The database of one billion Yahoo users was reportedly sold on the dark web last year for just $300,000 (around £240,000).
Yahoo this week admitted to the hack, which is unrelated to the breach that saw the information of 500,000 users pilfered back in September 2014, and warned that the credentials of one billion users had potentially been compromised.
Stolen user account information may have included names, email addresses, phone numbers, dates of birth, "hashed" passwords and, in some cases, encrypted or unencrypted security questions and answers.

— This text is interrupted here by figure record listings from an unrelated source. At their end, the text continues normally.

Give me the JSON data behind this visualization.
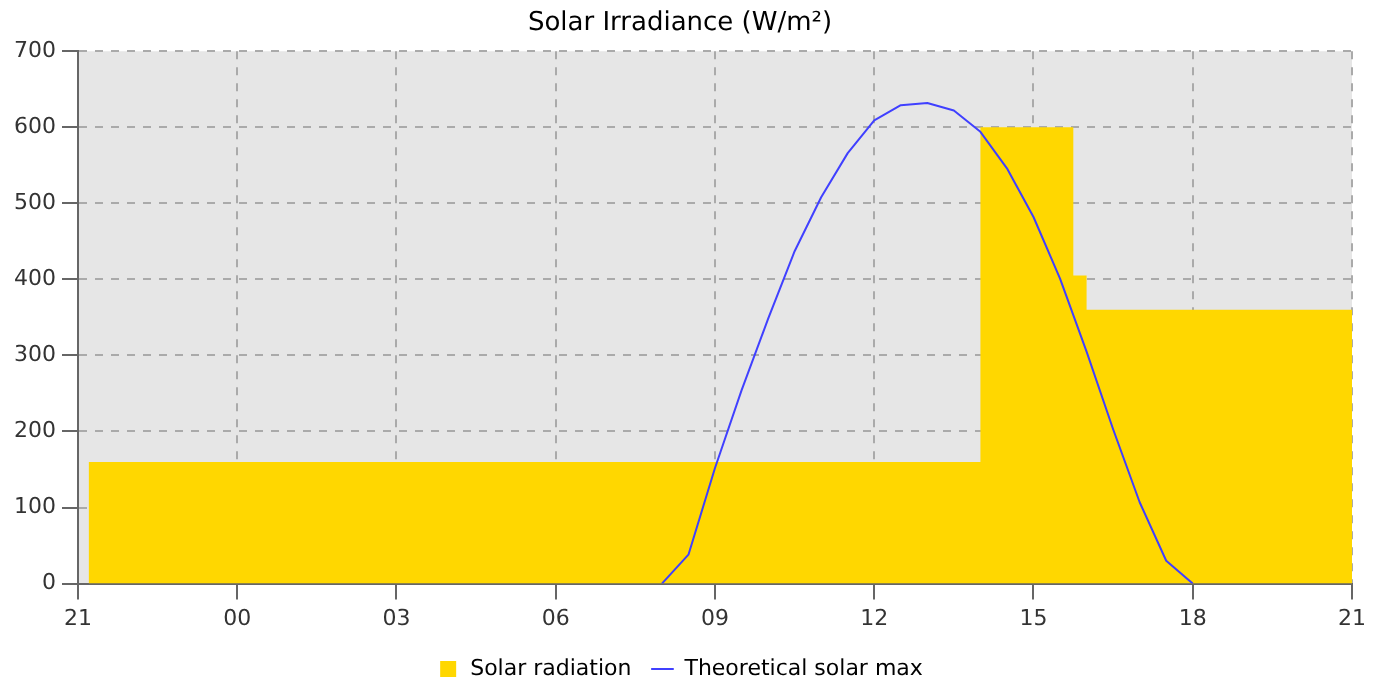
{
  "chart_data": {
    "type": "area",
    "title": "Solar Irradiance (W/m²)",
    "series": [
      {
        "name": "Solar radiation",
        "color": "#ffd700",
        "x": [
          "--01-01T21:12",
          "--01-02T14:00",
          "--01-02T14:00",
          "--01-02T15:45",
          "--01-02T15:45",
          "--01-02T16:00",
          "--01-02T16:00",
          "--01-02T21:00"
        ],
        "values": [
          160,
          160,
          600,
          600,
          405,
          405,
          360,
          360
        ]
      },
      {
        "name": "Theoretical solar max",
        "type": "line",
        "color": "#4040ff",
        "x": [
          "--01-02T08:00",
          "--01-02T08:30",
          "--01-02T09:00",
          "--01-02T09:30",
          "--01-02T10:00",
          "--01-02T10:30",
          "--01-02T11:00",
          "--01-02T11:30",
          "--01-02T12:00",
          "--01-02T12:30",
          "--01-02T13:00",
          "--01-02T13:30",
          "--01-02T14:00",
          "--01-02T14:30",
          "--01-02T15:00",
          "--01-02T15:30",
          "--01-02T16:00",
          "--01-02T16:30",
          "--01-02T17:00",
          "--01-02T17:30",
          "--01-02T18:00"
        ],
        "values": [
          0,
          38,
          152,
          254,
          348,
          437,
          508,
          566,
          609,
          629,
          632,
          622,
          594,
          546,
          482,
          401,
          305,
          203,
          107,
          30,
          0
        ]
      }
    ],
    "xlim": [
      "--01-01T21:00",
      "--01-02T21:00"
    ],
    "xticks": [
      {
        "value": "--01-01T21:00",
        "label": "21"
      },
      {
        "value": "--01-02T00:00",
        "label": "00"
      },
      {
        "value": "--01-02T03:00",
        "label": "03"
      },
      {
        "value": "--01-02T06:00",
        "label": "06"
      },
      {
        "value": "--01-02T09:00",
        "label": "09"
      },
      {
        "value": "--01-02T12:00",
        "label": "12"
      },
      {
        "value": "--01-02T15:00",
        "label": "15"
      },
      {
        "value": "--01-02T18:00",
        "label": "18"
      },
      {
        "value": "--01-02T21:00",
        "label": "21"
      }
    ],
    "ylim": [
      0,
      700
    ],
    "yticks": [
      0,
      100,
      200,
      300,
      400,
      500,
      600,
      700
    ],
    "grid": true,
    "legend": "bottom",
    "marker": "none"
  }
}
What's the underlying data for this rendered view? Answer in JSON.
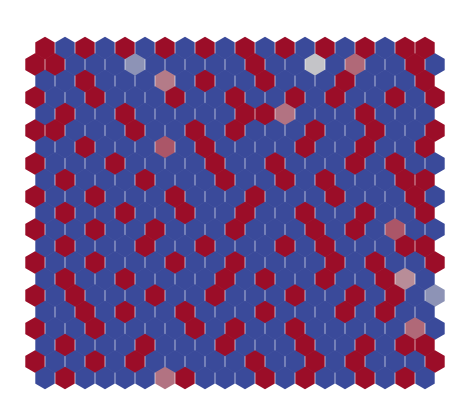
{
  "colormap": [
    [
      0,
      "#3a4a9a"
    ],
    [
      0.5,
      "#c4c4c8"
    ],
    [
      1,
      "#9b0d28"
    ]
  ],
  "cells": [
    [
      1,
      0,
      1,
      0,
      1,
      0,
      1,
      0,
      1,
      0,
      1,
      0,
      1,
      0,
      1,
      0,
      1,
      0,
      1,
      1
    ],
    [
      1,
      1,
      0,
      0,
      0,
      0.3,
      0,
      0,
      0,
      0,
      0,
      1,
      0,
      0,
      0.5,
      0,
      0.75,
      0,
      0,
      1,
      0
    ],
    [
      0,
      0,
      1,
      0,
      0,
      0,
      0.7,
      0,
      1,
      0,
      0,
      1,
      0,
      0,
      0,
      1,
      0,
      0,
      0,
      1
    ],
    [
      1,
      0,
      0,
      1,
      0,
      0,
      0,
      1,
      0,
      0,
      1,
      0,
      0,
      1,
      0,
      1,
      0,
      0,
      1,
      0,
      1
    ],
    [
      0,
      1,
      0,
      0,
      1,
      0,
      0,
      0,
      0,
      0,
      1,
      1,
      0.72,
      0,
      0,
      0,
      1,
      0,
      0,
      0
    ],
    [
      1,
      1,
      0,
      0,
      0,
      1,
      0,
      0,
      1,
      0,
      1,
      0,
      0,
      0,
      1,
      0,
      0,
      1,
      0,
      0,
      1
    ],
    [
      0,
      0,
      1,
      0,
      0,
      0,
      0.8,
      0,
      1,
      0,
      0,
      0,
      0,
      1,
      0,
      0,
      1,
      0,
      0,
      1
    ],
    [
      1,
      0,
      0,
      0,
      1,
      0,
      0,
      0,
      0,
      1,
      0,
      0,
      1,
      0,
      0,
      0,
      1,
      0,
      1,
      0,
      0
    ],
    [
      0,
      1,
      0,
      0,
      0,
      1,
      0,
      0,
      0,
      1,
      0,
      0,
      1,
      0,
      1,
      0,
      0,
      0,
      1,
      1
    ],
    [
      1,
      0,
      0,
      1,
      0,
      0,
      0,
      1,
      0,
      0,
      0,
      1,
      0,
      0,
      0,
      1,
      0,
      0,
      0,
      1,
      0
    ],
    [
      0,
      1,
      0,
      0,
      1,
      0,
      0,
      1,
      0,
      0,
      1,
      0,
      0,
      1,
      0,
      0,
      1,
      0,
      0,
      1
    ],
    [
      1,
      0,
      0,
      1,
      0,
      0,
      1,
      0,
      0,
      0,
      1,
      0,
      0,
      0,
      1,
      0,
      1,
      0,
      0.8,
      0,
      0
    ],
    [
      0,
      1,
      0,
      0,
      0,
      1,
      0,
      0,
      1,
      0,
      0,
      0,
      1,
      0,
      1,
      0,
      0,
      0,
      1,
      1
    ],
    [
      1,
      0,
      0,
      1,
      0,
      0,
      0,
      1,
      0,
      0,
      1,
      0,
      0,
      0,
      0,
      1,
      0,
      1,
      0,
      0,
      1
    ],
    [
      0,
      1,
      0,
      0,
      1,
      0,
      0,
      0,
      0,
      1,
      0,
      1,
      0,
      0,
      1,
      0,
      0,
      1,
      0.65,
      0
    ],
    [
      1,
      0,
      1,
      0,
      0,
      0,
      1,
      0,
      0,
      1,
      0,
      0,
      0,
      1,
      0,
      0,
      1,
      0,
      1,
      0,
      0.3
    ],
    [
      0,
      0,
      1,
      0,
      1,
      0,
      0,
      1,
      0,
      0,
      0,
      1,
      0,
      0,
      0,
      1,
      0,
      1,
      0,
      0
    ],
    [
      1,
      0,
      0,
      1,
      0,
      0,
      0,
      0,
      1,
      0,
      1,
      0,
      0,
      1,
      0,
      0,
      0,
      0,
      0,
      0.75,
      0
    ],
    [
      0,
      1,
      0,
      0,
      0,
      1,
      0,
      0,
      0,
      1,
      0,
      0,
      0,
      1,
      0,
      0,
      1,
      0,
      1,
      1
    ],
    [
      1,
      0,
      0,
      1,
      0,
      1,
      0,
      0,
      0,
      0,
      0,
      1,
      0,
      0,
      1,
      0,
      1,
      0,
      0,
      0,
      1
    ],
    [
      0,
      1,
      0,
      0,
      0,
      0,
      0.72,
      1,
      0,
      0,
      0,
      1,
      0,
      1,
      0,
      0,
      1,
      0,
      1,
      0
    ]
  ]
}
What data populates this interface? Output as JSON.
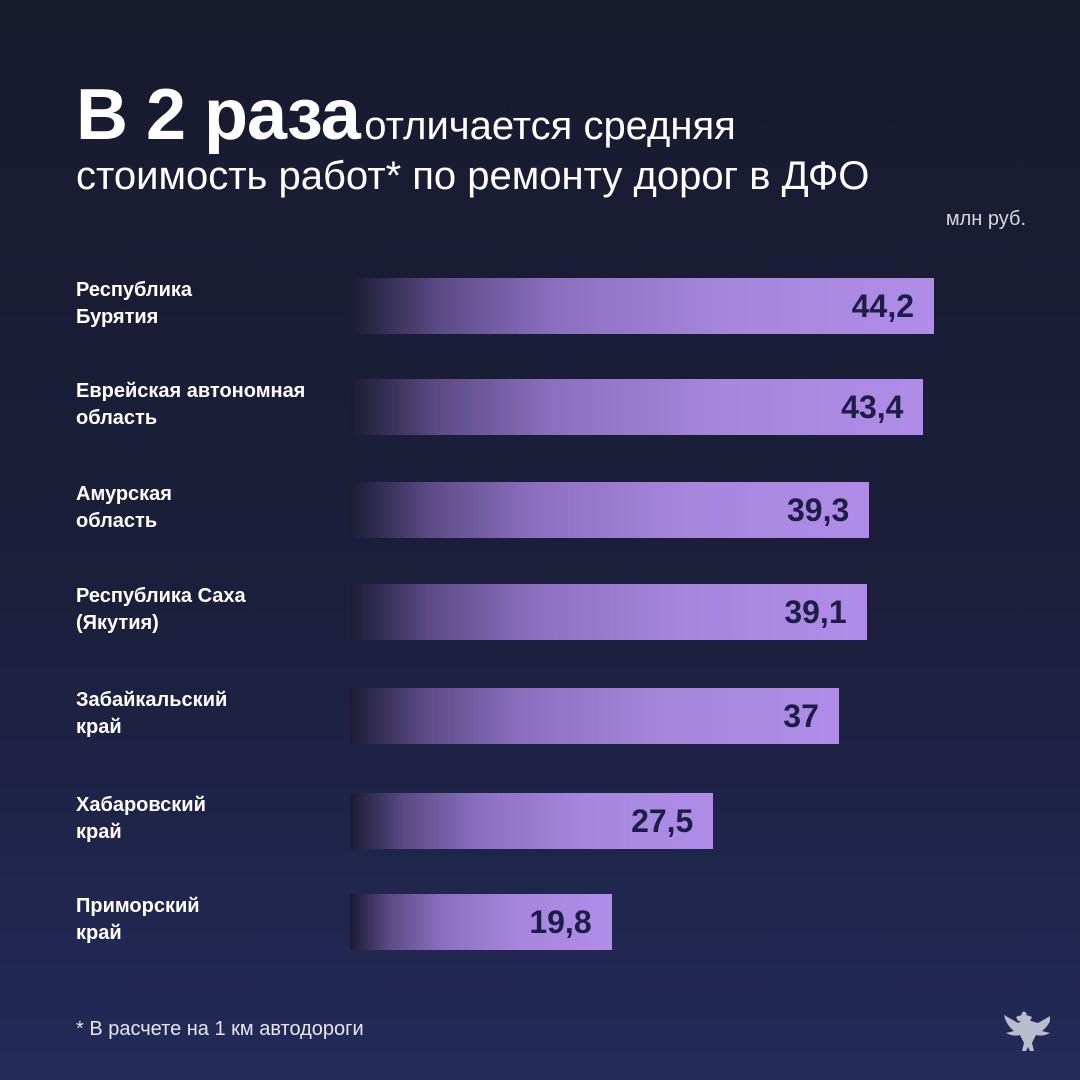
{
  "title": {
    "highlight": "В 2 раза",
    "rest": "отличается средняя",
    "line2": "стоимость работ* по ремонту дорог в ДФО"
  },
  "chart_data": {
    "type": "bar",
    "orientation": "horizontal",
    "unit": "млн руб.",
    "categories": [
      "Республика Бурятия",
      "Еврейская автономная область",
      "Амурская область",
      "Республика Саха (Якутия)",
      "Забайкальский край",
      "Хабаровский край",
      "Приморский край"
    ],
    "category_lines": [
      [
        "Республика",
        "Бурятия"
      ],
      [
        "Еврейская автономная",
        "область"
      ],
      [
        "Амурская",
        "область"
      ],
      [
        "Республика Саха",
        "(Якутия)"
      ],
      [
        "Забайкальский",
        "край"
      ],
      [
        "Хабаровский",
        "край"
      ],
      [
        "Приморский",
        "край"
      ]
    ],
    "values": [
      44.2,
      43.4,
      39.3,
      39.1,
      37,
      27.5,
      19.8
    ],
    "value_labels": [
      "44,2",
      "43,4",
      "39,3",
      "39,1",
      "37",
      "27,5",
      "19,8"
    ],
    "xlim": [
      0,
      44.2
    ],
    "bar_color": "#b08ce8"
  },
  "footnote": "*  В расчете на 1 км автодороги",
  "emblem": "double-headed-eagle-emblem"
}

This data has already been sold, according to Andrew Komarov, chief intelligence officer at InfoArmor, who told Bloomberg that three buyers - including two known spammers and an entity that appeared more interested in espionage - paid about $300,000 (or $0.0003 per account) each for a complete copy of the billion-user database.
Komarov noted that the database is still up for sale, though bids for it have now plummeted as low as $20,000 as Yahoo has forced a password reset.
"The Yahoo hack makes cyber espionage extremely efficient," Komarov said. "Personal information and contacts, e-mail messages, objects of interest, calendars and travel plans are key elements for intelligence-gathering in the right hands.
"The difference of Yahoo hack between any other hack is in that it may really destroy your privacy, and potentially have already destroyed it several years ago without your knowledge."
Komarov told Bloomberg that more than 150,000 US government and military employees' details were also found in the database, which means that hackers could target those users' accounts to threaten national security.
These accounts reportedly belong to current and former White House staff, congressmen and their aides, FBI agents, officials at the National Security Agency, the Central Intelligence Agency, the Office of the Director of National Intelligence, and each branch of the US military.
Yahoo said in a statement that it could not Komarov's claims: "The limited InfoArmor data set provided to us by Bloomberg, based on initial analysis, could be associated with the data file provided to us by law enforcement.
"That said, if InfoArmor has a report or more information, Yahoo would want to assess that before further comment," it added.